Are there any "good" resources that explain "proper" fasting? The Internet seems to be chock-full with information of questionable provenance.
A personal example. When my wife and I started keto and intermittent fasting we choose the 8/16 schedule and only ate between 12:00-20:00. I was having a conversation recently with a client, family practice doctor, he said I wasn't really intermittent fasting. I was just skipping breakfast. So who knows.
What we did worked well until it didn't. With low carb, <20g; low calorie, < 1300 kcals; and fasting. I lost 60-70 pounds in 2 years. Then I started gaining it back, I an up 40ish. As I understand it now, I have been shorting my calories too much and my metabolism has tanked.
I dunno, I just know that if anyone complains of any malady here on HN, the fastoids will jump on them like white on rice. It's like /r/nofap for techbro types.

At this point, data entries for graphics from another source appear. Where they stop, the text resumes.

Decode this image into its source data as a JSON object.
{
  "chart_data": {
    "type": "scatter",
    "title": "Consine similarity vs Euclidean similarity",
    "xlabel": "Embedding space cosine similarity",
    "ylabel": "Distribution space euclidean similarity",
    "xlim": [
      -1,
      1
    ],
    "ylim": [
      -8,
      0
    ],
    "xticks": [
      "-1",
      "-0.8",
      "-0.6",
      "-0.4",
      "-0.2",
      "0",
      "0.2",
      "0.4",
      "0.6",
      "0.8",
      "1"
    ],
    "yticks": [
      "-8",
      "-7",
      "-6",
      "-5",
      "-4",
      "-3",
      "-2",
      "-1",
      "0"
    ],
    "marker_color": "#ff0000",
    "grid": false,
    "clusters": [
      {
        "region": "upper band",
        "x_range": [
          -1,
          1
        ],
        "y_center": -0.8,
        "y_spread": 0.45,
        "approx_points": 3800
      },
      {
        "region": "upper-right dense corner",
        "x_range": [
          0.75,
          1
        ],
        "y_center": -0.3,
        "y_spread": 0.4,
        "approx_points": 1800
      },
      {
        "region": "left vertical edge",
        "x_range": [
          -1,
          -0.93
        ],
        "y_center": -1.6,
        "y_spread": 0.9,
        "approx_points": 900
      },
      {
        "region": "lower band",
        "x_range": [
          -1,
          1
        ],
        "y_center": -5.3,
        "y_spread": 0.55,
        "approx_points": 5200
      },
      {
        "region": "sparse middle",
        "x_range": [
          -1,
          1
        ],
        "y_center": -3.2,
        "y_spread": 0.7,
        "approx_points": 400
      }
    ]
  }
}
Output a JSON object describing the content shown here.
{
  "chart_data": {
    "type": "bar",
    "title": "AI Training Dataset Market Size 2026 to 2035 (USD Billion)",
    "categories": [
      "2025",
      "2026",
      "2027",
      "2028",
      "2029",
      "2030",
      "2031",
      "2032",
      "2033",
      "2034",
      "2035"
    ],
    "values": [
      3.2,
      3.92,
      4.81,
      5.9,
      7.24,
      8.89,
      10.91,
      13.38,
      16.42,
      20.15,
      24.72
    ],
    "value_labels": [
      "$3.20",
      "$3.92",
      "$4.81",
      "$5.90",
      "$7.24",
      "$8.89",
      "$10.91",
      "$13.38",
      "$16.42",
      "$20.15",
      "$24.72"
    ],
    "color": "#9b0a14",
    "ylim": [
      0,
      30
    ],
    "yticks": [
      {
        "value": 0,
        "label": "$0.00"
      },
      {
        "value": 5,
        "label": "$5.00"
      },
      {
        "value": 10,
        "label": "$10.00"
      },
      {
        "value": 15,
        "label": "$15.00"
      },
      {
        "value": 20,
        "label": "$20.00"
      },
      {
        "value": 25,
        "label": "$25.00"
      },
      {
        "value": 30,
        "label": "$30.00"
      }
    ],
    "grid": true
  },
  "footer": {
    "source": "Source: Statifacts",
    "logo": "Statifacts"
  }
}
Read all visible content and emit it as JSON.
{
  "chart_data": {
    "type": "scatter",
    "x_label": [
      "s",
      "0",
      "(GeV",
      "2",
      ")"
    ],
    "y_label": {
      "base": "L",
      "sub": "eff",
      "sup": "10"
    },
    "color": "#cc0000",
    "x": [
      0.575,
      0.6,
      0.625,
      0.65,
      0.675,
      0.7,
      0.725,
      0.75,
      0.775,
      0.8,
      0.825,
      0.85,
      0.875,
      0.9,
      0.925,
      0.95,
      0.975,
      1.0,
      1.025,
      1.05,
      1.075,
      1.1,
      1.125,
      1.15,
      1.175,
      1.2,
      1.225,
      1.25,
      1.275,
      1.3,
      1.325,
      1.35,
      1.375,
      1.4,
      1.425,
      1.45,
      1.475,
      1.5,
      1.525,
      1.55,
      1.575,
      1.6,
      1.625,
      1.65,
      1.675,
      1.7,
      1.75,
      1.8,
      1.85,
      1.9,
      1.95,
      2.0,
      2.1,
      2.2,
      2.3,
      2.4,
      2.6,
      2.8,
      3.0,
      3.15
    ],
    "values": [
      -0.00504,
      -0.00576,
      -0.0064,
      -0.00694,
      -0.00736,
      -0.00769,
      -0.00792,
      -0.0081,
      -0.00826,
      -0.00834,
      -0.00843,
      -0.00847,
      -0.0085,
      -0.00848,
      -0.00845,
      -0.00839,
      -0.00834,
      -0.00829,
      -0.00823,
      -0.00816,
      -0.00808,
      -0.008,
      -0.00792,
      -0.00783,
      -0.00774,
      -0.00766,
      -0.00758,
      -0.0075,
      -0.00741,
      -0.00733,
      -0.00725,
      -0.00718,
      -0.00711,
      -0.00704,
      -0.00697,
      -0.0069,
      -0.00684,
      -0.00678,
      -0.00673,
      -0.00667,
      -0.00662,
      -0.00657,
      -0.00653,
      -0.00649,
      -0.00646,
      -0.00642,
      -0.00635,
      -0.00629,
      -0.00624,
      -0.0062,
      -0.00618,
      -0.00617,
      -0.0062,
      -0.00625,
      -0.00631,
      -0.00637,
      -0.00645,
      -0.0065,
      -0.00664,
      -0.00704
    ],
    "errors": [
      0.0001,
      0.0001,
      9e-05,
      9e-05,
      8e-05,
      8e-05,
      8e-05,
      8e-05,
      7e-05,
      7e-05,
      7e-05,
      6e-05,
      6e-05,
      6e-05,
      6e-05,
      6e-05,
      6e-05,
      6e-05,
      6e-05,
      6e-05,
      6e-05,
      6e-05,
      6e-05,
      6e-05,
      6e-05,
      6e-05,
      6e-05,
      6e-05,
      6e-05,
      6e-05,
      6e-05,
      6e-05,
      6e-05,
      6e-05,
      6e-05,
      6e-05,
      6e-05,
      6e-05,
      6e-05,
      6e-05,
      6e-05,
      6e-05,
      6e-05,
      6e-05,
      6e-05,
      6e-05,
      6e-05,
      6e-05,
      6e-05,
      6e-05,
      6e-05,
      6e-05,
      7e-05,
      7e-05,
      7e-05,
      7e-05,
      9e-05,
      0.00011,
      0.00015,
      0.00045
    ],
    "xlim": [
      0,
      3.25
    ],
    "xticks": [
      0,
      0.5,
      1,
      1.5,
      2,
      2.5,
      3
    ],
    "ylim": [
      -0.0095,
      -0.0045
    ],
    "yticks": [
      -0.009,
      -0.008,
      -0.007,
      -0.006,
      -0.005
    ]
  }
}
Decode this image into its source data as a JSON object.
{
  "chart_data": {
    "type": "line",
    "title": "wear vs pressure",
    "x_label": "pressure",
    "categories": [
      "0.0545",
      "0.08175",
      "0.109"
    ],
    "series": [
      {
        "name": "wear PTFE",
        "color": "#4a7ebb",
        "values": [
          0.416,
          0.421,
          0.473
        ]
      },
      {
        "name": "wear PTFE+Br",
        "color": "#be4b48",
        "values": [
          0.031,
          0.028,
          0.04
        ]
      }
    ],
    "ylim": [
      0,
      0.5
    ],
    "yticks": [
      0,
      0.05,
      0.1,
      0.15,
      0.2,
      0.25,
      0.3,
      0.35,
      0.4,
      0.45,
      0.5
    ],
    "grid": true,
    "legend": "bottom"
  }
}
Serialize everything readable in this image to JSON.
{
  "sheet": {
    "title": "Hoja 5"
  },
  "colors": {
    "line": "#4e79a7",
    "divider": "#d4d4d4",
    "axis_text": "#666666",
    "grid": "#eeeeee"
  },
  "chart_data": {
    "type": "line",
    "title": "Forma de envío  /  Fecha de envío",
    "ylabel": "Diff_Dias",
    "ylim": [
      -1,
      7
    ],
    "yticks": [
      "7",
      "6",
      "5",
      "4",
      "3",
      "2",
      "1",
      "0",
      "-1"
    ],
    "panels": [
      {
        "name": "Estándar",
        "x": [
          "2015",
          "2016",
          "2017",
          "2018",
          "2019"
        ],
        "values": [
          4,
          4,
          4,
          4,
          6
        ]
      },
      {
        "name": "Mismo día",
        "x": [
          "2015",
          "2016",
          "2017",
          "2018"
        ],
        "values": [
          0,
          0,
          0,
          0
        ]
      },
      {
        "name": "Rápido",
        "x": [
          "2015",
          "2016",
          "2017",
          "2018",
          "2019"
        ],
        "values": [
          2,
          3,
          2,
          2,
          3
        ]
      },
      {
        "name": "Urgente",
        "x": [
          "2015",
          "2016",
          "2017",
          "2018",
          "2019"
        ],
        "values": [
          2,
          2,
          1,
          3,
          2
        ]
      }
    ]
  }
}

Because it is a fantastic summary by a medical doctor that is becoming personally convinced. It presents an overarching narrative of two bodily systems that cannot very well operate at the same time, the second of which operates during periods of fasting because (in part) of the reduction in insulin, which essentially "triggers" the competing, de-facto mechanism.
You probably guessed it, but the autophagy-inducing bit happens as part of that second, insulin-supressed process.
He advocates a 3-day water-only fast once a month (for himself). I personally switched to a one-meal-a-day plan for 3-4 days a week, and am trying to build up to 3 day fasts 1/m.
What clicked for me recently was the insulin story. Keto, 8/16, multi-day fasting, etc all seem to be tied together under the "reduce time spent with floods of insulin" theme. It wouldn't surprise me if any of them are fine, and advocates of "the one true IF" are just being territorial.
Diet is unequivocally NOT the root cause for all major illness. "Many of the most common illnesses are substantially affected by diet" is a more sane claim. There's plenty of death and disease to go around though even after you control for all the lifestyle factors. Even vegan marathon runners get cancer.
The study has identified as the cause why the stem cells which produce blood cells are less able to do that in old people is because they are less efficient in autophagy, i.e. they are less able to destroy the cellular components, e.g. defective proteins, which are no longer needed and which must be recycled.
After identifying this cause, they have studied a few methods by which this autophagy capability of the stem cells can be influenced.
The simplest method was a treatment with gamma-linolenic acid, a fatty acid that normally can be produced by a young human body in sufficient quantities, but in old people its synthesis rate diminishes, like also for a few other substances, e.g. for long-chain omega-3 fatty acids.
The treatment with gamma-linolenic acid was tested successfully both in mice and in human cell cultures, restoring the ability of the stem cells to make new blood cells.